Document Type
Article
Version
Author's Final Manuscript
Publication Title
Volume
38
Publication Date
2019
Abstract
A body of literature on students as partners (SaP) in higher education has emerged over the last decade that documents, shares, and evaluates SaP approaches. As is typical in emerging fields of inquiry, scholars differ regarding how they see the relationship between the developments in SaP practices and the theoretical explanations that guide, illuminate, and situate such practices. In this article we explore the relationship between theory and practice in SaP work through an analysis of interpretive framing employed in scholarship of SaP in teaching and learning in higher education. Through a conceptual review of selected publications, we describe three ways of framing partnership that represent distinct but related analytical approaches: building on concepts; drawing on constructs; and imagining through metaphors. We both affirm the expansive and creative theorising in scholarship of SaP in university teaching and learning and encourage further deliberate use and thoughtful development of interpretive framings that take seriously the disruptive ethos and messy human relational processes of partnership.
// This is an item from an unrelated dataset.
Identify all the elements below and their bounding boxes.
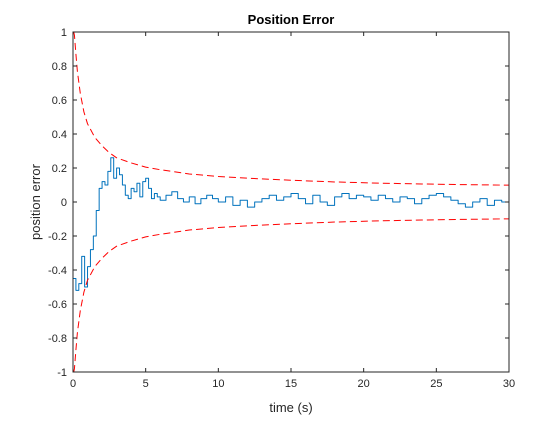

We argue that these developmental processes move us toward formulating theories of partnership praxis.
Citation
Matthews, Kelly, Alison Cook-Sather, Anita Acai, Sam Lucie Dvorakova, Peter Felten, Elizabeth Marquis, Lucy Mercer-Mapstone. 2019. "Toward theories of partnership praxis: an analysis of interpretive framing in literature on students as partners in teaching and learning." Higher Education Research & Development 38.2: 280-293.